Conséquences de la culture sur l’être humain et l’environnement

Pauvreté des fumeurs

Dans la plupart des pays, en particulier dans le pays en développement, la consommation de tabac est plus répandue parmi les plus démunis. Pour eux et leurs familles, l’argent dépensé dans le tabac ne peut être utilisé pour des besoins essentiels comme l’alimentation, le logement, l’éducation et les soins de santé. Sans compter que, le tabagisme peut aggraver la pauvreté des fumeurs et de leurs familles du fait que ces derniers sont plus susceptibles de tomber malade et de mourir prématurément d’une maladie liée à leur tabagisme (lien). Par-là, ils privent leurs familles d’un revenu et leur imposent des dépenses supplémentaires pour les soins de santé.

Pauvreté des cultivateurs

La culture du tabac exige des moyens de production agricole coûteux, comme les engrais ou les pesticides. L’industrie du tabac propose des contrats qui incluent les plants et les produits avant la plantation alors que le prix d’achat des feuilles de tabac est fixé à la récolte et en fonction de la qualité. Par ce système, les cultivateurs sont fréquemment condamnés à une spirale d’endettement.

L’industrie du tabac affiche une santé économique florissante qui est destinée prioritairement aux actionnaires, alors que de nombreux cultivateurs restent pauvres et endettés. Pour exemple, un cultivateur de tabac moyen au Brésil gagne environ en six ans l’équivalent de ce que le directeur de British American Tobacco gagne en un seul jour. Ce directeur gagne ainsi 2190 fois plus qu’un cultivateur brésilien.
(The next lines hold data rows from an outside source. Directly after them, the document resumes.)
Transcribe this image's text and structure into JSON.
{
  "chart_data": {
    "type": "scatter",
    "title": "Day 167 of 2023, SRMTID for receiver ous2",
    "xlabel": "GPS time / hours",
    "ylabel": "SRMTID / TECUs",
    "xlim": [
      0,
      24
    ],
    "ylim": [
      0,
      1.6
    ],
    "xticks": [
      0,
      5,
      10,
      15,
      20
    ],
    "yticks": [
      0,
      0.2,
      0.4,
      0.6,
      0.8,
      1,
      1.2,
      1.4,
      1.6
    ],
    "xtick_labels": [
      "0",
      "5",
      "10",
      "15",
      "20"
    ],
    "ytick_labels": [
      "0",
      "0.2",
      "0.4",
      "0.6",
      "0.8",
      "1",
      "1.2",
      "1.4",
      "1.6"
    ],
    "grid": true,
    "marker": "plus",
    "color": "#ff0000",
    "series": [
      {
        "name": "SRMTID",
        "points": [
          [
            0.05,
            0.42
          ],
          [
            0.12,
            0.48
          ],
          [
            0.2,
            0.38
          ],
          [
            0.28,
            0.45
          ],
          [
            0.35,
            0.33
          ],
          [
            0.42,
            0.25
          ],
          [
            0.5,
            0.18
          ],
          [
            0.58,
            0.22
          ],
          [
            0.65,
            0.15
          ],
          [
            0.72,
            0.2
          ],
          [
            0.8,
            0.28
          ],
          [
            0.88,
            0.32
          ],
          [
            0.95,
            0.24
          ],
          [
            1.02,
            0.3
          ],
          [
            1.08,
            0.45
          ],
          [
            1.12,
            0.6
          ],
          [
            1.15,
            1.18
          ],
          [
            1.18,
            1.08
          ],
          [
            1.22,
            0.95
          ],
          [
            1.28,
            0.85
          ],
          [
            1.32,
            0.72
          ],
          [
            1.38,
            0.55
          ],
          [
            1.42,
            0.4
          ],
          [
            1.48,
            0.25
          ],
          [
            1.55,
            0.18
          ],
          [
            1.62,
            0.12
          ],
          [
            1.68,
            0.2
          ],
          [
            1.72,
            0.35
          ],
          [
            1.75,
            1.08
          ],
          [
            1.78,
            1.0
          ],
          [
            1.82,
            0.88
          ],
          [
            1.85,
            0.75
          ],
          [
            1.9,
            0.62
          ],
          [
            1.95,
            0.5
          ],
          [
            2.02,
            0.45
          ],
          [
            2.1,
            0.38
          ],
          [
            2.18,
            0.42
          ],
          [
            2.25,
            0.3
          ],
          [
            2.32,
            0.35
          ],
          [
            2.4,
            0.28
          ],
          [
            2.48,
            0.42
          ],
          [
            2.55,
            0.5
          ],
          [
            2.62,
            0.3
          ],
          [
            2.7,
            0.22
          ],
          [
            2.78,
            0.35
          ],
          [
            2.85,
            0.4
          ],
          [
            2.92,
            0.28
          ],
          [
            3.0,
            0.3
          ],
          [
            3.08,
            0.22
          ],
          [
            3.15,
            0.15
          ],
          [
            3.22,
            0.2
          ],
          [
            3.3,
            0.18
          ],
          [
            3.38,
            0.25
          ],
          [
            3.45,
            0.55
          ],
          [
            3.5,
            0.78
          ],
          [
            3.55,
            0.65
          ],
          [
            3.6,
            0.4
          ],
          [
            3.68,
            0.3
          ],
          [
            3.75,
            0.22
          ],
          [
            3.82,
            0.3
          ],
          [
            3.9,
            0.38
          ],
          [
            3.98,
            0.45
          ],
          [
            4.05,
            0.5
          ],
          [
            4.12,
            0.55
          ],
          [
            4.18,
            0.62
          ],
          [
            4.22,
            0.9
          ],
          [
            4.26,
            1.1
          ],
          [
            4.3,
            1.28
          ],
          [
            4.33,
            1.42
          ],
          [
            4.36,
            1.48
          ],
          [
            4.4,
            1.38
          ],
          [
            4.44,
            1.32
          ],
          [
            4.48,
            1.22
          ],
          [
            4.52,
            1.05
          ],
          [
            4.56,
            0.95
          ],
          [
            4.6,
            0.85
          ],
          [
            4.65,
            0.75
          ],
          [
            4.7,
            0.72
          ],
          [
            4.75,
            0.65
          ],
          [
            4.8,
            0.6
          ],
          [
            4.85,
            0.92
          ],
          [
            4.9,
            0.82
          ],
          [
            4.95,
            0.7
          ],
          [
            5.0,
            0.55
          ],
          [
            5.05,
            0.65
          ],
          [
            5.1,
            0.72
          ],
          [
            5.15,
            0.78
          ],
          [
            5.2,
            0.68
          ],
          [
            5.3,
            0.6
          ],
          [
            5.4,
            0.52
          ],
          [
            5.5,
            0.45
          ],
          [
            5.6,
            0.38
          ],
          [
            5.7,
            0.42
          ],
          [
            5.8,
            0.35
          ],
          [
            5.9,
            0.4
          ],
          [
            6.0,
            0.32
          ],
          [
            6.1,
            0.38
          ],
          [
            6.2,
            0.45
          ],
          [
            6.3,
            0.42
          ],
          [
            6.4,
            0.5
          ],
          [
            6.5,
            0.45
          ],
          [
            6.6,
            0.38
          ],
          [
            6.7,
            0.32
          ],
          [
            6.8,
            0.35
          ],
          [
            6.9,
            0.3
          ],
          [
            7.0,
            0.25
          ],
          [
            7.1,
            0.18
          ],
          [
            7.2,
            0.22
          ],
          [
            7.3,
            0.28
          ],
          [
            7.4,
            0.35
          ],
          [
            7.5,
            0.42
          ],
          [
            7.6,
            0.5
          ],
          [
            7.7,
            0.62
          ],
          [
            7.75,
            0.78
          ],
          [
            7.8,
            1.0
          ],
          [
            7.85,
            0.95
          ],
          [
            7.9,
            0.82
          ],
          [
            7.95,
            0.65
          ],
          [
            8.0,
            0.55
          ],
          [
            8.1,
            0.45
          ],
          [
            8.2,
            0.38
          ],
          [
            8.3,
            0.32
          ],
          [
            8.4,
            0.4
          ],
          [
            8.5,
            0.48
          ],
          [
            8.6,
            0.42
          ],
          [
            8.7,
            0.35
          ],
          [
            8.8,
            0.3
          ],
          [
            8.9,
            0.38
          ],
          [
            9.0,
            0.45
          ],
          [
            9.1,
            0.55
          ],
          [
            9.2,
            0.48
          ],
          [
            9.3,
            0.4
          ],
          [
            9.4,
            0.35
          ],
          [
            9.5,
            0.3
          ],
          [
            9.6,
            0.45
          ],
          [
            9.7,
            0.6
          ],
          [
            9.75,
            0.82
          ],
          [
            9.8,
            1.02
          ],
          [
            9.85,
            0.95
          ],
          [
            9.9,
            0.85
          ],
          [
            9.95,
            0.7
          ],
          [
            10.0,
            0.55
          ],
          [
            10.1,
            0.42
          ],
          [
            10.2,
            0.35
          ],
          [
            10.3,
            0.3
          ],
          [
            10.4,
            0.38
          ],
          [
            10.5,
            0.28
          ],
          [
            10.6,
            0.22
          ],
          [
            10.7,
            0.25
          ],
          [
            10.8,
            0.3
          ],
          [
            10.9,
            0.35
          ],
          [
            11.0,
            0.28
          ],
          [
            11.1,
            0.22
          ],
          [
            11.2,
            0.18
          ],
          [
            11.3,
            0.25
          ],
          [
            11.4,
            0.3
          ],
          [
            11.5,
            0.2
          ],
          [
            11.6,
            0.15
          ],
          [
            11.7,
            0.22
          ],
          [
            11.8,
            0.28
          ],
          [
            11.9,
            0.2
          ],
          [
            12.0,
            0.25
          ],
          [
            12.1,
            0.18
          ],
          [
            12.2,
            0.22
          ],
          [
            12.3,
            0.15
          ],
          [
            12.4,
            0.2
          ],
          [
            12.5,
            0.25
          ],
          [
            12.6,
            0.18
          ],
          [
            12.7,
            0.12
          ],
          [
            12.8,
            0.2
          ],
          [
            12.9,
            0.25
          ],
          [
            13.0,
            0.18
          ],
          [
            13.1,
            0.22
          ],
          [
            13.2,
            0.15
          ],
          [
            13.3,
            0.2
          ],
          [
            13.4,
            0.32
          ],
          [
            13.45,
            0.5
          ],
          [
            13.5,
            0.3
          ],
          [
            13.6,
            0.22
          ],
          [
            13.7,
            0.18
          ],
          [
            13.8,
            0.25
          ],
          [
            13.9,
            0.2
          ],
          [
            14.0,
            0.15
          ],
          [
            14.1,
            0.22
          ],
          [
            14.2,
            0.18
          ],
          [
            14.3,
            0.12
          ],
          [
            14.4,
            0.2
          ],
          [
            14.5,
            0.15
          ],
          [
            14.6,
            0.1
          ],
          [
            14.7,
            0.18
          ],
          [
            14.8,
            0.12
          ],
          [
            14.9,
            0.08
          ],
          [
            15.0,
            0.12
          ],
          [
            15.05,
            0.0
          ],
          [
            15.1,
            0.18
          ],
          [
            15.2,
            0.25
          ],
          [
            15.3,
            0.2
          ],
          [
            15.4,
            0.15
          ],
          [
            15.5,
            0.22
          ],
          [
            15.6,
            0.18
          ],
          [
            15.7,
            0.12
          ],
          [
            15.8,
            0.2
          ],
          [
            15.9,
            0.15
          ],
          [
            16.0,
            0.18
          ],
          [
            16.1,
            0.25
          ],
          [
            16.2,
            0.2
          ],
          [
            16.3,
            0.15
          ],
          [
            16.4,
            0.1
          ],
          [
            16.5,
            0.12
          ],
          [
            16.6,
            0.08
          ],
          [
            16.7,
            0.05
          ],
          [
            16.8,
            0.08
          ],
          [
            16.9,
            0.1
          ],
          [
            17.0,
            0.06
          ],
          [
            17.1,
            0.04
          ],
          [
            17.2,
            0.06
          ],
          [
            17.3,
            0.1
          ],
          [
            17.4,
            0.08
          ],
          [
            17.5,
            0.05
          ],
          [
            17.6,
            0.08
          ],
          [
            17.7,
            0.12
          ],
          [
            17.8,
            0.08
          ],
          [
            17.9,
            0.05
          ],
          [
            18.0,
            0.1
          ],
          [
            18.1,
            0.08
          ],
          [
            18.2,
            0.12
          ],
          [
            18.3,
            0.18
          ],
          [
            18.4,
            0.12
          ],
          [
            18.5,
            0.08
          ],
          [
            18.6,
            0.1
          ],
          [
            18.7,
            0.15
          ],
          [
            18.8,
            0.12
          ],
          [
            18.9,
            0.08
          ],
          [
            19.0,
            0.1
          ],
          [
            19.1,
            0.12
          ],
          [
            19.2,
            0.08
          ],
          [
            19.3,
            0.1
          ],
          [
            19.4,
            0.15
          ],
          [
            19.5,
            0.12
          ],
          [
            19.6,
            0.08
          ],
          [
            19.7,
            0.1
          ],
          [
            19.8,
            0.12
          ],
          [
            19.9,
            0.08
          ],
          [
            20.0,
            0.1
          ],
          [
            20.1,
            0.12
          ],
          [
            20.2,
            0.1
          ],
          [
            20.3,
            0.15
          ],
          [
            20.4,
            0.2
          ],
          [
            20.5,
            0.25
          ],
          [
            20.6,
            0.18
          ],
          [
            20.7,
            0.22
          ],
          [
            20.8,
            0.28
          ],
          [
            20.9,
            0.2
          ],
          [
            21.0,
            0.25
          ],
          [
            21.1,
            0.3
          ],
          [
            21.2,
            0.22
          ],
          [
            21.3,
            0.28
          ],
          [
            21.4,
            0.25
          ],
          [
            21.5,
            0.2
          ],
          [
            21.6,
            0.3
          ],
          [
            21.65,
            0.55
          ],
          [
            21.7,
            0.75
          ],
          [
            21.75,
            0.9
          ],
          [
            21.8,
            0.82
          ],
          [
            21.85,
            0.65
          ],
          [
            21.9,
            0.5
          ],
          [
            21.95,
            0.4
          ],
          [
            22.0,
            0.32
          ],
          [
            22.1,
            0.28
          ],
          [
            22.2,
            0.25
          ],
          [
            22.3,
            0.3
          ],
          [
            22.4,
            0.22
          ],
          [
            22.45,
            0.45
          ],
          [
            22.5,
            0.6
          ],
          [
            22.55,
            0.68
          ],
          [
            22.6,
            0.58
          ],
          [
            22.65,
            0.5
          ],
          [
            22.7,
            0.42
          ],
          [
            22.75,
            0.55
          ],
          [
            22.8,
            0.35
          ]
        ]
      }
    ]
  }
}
Maladies professionnelles et travail des enfants

Les travailleurs sur les plantations de tabac sont exposés aux dangereux pesticides et autres produits chimiques utilisés dans la culture du tabac. Cette exposition peut entraîner de graves problèmes de santé tels que des troubles neurologiques, des affections des voies respiratoires et des cancers.

La nicotine est un poison présent dans les feuilles de tabac pour protéger la plante des insectes nuisibles ; elle lui offre ainsi une protection naturelle. Lors de la récolte, à travers le contact avec les feuilles humides, la nicotine est absorbée par les mains et les autres parties du corps exposées, causant ce que l’on nomme la maladie du tabac vert. Les symptômes sont des nausées, des vomissements, des maux de tête, ne détresse respiratoire et des palpitations pour ne citer que ceux-là. On pourrait prévenir cette maladie en portant des vêtements de protection, mais de nombreux cultivateurs de tabac ne le font pas pour des questions de manque de moyens ou d’informations.

La production de tabac exige une main-d’œuvre importante et les cultivateurs préfèrent faire travailler leurs propres enfants plutôt que d’employer des adultes supplémentaires. Ils sont exposés eux aussi lors de la récolte, quand ils touchent les feuilles, mais également lorsqu’ils manipulent les engrais et les pesticides. De plus, les enfants employés dans les champs ou les usines de tabac ne vont pas à l’école, ce qui les prive de l’espoir d’un avenir meilleur et contribue à la pauvreté multigénérationnelle.

Désastre écologique

La tabaculture représente un grave problème pour l’environnement. Elle lui porte atteinte de différentes manières.

D’abord, le tabac est une plante fragile qui demande de grande quantité d’engrais et de pesticides qui génèrent une pollution des terres, des rivières et des nappes phréatiques.

Aussi, la culture du tabac appauvrit de façon rapide les sols en absorbant  les éléments nutritifs. Il faut donc sans arrêt de nouvelles terres et pour cela des forêts sont défrichées. Le séchage du tabac nécessite en outre de grandes quantités de bois. La déforestation qui y est liée représente une grave menace pour l’écosystème.

Encore, la production de tabac nécessite l’occupation de millions d’hectares de surfaces cultivables, au détriment des cultures vivrières, pourtant nécessaires à la survie de la population.

Pour finir, les mégots représentent une dangereuse pollution. Chaque année, plusieurs milliards de mégots sont disséminés dans la nature. Or, ce sont des déchets non biodégradables qui polluent les villes, la flore et la faune, en particulier le milieu marin.

Quelles recommandations ?

La Convention cadre de l’OMS pour la lutte antitabac, exige, à son article 18, que la protection des personnes et de l’environnement soit garanti. De grands efforts doivent donc être consentis pour faire évoluer la situation de manière favorable et une pesée des intérêts semble indispensable.